Bigotry against Muslims still seeths openly on talk radio

Conservative talk radio is probably at its worst when bigotry against Muslims fills the air.

You don’t hear it all the time, or on all the Denver shows, but it’s out there.

I thought I’d see how long it would take me to find an example, and within an hour of looking online, there it was, in the form of Dr. Robert Greer, being interviwed by Doug Kellett, who was subbing for Jon Caldara on KOA Aug. 25.

With nothing but encouragement by Kellett, Greer said:

The way that the religion of Islam has been presented in our country, and unfortunately even with President Bush, who I admire, but in this case I think he made a mistake, is that it presented Islam as fundamentally a peaceful religion, and it was only the fringe elements, the extremists, that were the problem people, who we had to be concerned about. And therefore it left a false impression about this religion.

Kellett didn’t ask Greer what we should do about “the problem people,” but you do have to wonder, especially later when Greer tells us that the Quran leads Muslims to Sharia Law, which, in turn, leads to jihad, stoning, extreme subjugation of women, and more.

As I’ve discussed before, Muslim scholars refute this. They say literal interpretations of Sharia are practiced by extremists and tribalists, and that, in reality, Islam is much like other major religions, and the vast majority of the two billion or so Muslims worldwide are not extremists at all.

You’d never know this, if you listen to some talk radio, because differing views aren’t presented. That’s no surprise, and the one-sidedness of right-wing radio is frustrating to a progressive/socialist/bleeding heart like me.

But when bigotry is in full swing during a one-sided conversation on the radio, your feelings change from frustration to fear pretty fast.

That’s why the mainstream media shouldn’t overlook these subterranean views. Somehow I don’t think they’d be ignored if Judaism or Christianity were under attack in the same way, even on the radio.

Yet, when I searched for the word “Sharia” in The Denver Post, I came up with only one staff-written news story in the last year. Only twice has the word appeared in staff-written news stories in the last five years, and one of those was just a passing mention.

A few opinion articles addressed the Sharia topic, and it was mentioned in an excellent Post editorial and some columns by Ed Quillen.

The Post editorial, published after the GOP presidential debate in June, called out GOP presidential candidate Herman Cain, who made anti-Muslim statements during the debate. He later sort of backed away from these.

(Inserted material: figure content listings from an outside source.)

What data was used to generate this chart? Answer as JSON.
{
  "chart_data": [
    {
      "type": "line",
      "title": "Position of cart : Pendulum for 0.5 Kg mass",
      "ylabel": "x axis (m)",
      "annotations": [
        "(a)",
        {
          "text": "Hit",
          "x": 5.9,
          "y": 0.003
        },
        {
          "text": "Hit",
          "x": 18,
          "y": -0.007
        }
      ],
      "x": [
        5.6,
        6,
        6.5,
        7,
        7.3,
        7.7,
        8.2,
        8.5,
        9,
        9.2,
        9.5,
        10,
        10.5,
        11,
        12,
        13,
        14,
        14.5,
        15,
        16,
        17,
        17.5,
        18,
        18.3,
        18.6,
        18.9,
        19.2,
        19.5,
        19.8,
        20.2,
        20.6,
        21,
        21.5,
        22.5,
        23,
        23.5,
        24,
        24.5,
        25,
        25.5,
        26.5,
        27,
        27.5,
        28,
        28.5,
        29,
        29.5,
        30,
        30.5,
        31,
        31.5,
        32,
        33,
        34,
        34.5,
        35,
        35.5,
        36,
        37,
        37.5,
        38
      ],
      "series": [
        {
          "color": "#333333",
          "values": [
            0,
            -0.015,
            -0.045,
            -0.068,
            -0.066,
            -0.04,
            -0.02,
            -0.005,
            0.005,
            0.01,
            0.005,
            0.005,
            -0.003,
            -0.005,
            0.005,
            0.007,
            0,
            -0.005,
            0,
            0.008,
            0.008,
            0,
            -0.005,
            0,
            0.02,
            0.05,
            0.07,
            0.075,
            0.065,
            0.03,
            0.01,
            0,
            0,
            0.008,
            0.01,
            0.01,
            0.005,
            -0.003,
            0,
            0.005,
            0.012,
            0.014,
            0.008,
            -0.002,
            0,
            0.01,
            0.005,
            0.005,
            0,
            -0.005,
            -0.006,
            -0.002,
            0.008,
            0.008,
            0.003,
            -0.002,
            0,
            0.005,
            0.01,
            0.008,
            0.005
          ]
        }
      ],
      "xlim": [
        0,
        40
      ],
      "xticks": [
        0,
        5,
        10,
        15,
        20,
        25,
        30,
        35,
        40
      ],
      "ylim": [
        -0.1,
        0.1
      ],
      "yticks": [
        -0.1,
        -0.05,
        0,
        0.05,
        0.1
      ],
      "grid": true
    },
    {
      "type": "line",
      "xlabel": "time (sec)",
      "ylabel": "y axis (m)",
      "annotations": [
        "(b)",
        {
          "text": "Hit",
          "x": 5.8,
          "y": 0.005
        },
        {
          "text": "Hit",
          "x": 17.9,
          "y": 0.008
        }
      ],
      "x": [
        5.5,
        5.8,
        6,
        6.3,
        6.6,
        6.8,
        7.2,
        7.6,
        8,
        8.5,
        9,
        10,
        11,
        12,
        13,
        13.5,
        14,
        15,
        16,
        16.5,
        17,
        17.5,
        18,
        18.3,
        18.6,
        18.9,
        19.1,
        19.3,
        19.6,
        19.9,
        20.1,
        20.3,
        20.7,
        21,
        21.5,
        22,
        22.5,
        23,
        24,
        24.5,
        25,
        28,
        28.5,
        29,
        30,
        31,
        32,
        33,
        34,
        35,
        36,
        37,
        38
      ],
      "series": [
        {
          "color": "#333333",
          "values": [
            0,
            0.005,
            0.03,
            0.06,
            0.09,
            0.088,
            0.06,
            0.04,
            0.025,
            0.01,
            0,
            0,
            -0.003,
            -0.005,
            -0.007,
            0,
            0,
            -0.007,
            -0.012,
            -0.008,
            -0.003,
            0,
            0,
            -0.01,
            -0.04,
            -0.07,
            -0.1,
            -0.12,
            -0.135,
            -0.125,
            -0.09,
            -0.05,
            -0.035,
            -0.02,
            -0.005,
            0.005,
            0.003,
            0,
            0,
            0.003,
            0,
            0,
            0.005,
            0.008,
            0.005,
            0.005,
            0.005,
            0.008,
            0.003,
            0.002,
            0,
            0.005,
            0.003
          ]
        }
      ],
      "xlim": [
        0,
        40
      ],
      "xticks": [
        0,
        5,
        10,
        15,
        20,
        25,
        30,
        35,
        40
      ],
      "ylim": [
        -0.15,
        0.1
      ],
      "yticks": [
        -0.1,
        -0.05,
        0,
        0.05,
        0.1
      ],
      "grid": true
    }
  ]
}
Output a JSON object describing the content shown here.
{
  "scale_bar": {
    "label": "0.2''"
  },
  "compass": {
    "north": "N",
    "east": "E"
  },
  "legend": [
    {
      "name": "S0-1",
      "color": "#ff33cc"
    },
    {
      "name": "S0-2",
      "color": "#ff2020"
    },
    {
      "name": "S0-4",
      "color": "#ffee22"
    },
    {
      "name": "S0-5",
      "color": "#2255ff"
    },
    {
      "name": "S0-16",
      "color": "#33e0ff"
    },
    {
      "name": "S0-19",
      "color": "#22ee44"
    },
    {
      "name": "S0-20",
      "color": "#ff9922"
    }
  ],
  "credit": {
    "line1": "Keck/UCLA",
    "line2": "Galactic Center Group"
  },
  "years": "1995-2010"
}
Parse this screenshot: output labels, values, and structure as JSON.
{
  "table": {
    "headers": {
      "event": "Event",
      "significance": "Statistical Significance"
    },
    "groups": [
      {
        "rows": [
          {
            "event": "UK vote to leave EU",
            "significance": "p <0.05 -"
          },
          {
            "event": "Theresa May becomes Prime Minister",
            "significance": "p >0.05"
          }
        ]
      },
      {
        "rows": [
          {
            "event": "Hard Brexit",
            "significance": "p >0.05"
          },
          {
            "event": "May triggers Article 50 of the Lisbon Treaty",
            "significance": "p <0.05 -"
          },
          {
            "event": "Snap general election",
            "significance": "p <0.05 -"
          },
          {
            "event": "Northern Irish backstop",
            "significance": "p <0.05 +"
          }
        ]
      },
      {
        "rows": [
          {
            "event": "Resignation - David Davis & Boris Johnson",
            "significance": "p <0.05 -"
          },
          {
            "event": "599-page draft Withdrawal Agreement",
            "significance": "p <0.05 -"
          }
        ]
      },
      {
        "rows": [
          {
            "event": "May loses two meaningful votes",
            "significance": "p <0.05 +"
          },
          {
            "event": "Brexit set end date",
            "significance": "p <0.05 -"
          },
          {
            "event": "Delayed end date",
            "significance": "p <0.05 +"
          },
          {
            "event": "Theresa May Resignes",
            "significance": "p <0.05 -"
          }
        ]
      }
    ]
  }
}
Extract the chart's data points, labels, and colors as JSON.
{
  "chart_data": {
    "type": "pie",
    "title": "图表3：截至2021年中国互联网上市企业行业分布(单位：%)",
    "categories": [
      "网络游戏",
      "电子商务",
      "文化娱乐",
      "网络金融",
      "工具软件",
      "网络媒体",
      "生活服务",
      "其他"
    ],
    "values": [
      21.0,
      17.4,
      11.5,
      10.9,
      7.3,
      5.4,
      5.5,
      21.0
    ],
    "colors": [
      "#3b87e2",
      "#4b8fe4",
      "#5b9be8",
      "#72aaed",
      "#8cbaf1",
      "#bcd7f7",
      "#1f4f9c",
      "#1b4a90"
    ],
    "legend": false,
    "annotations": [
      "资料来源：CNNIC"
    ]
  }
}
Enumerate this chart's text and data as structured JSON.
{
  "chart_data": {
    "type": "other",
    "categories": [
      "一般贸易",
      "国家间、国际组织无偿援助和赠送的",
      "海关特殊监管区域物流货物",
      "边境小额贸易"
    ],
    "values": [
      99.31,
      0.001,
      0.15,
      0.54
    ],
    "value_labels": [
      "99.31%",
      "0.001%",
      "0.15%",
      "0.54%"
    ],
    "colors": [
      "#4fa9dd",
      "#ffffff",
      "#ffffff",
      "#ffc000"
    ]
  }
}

But I particularly liked  The Post’s observation that, “Maybe the low point of the debate was that none of Cain’s rivals bothered to challenge him.”

This is exactly why news reporters should find ways to write about the undercurrent of anti-Islamic sentiment that’s out there. To air it out, so it can be challenged.

There are different ways to do to this, but one is to raise the issue when the Presidential candidates start traipsing through Colorado. If reporters have any access to them, that is.

Mitt Romney, for example, who’s coming through town this week, doesn’t condemn the Muslim religion. As he said in a 2007 speech:

Merely closing our eyes and hoping that radical Jihad will go away is not an acceptable answer. And American military action cannot change the hearts and minds of hundreds of millions of Muslims. Only Muslims will be able to defeat the violent radicals. But we can help them. And we must help them. For the consequences – for America and for all nations – of a radicalized Islamic world, possessing nuclear weapons, are unthinkable.

I’m not sure what Romney means here. He could be saying that there are hundreds of millions of Muslim jihadists out there. Or he could be saying there are hundreds of millions who are on the fence, who are potentially jihadists? Or, if we win the minds of these hundreds of millions, out of the worldwide population of over 2 billion, then we’ll stop the extremists. And, in any case, what’s Romney’s plan for winning the hearts and minds of Muslims overseas? I’m not sure what he’s thinking, but I’d like to know.

And what do he and the other GOP presidential candidates say to those bigots who denounce Islam and say that Muslims, not just extremists, are a threat to our country?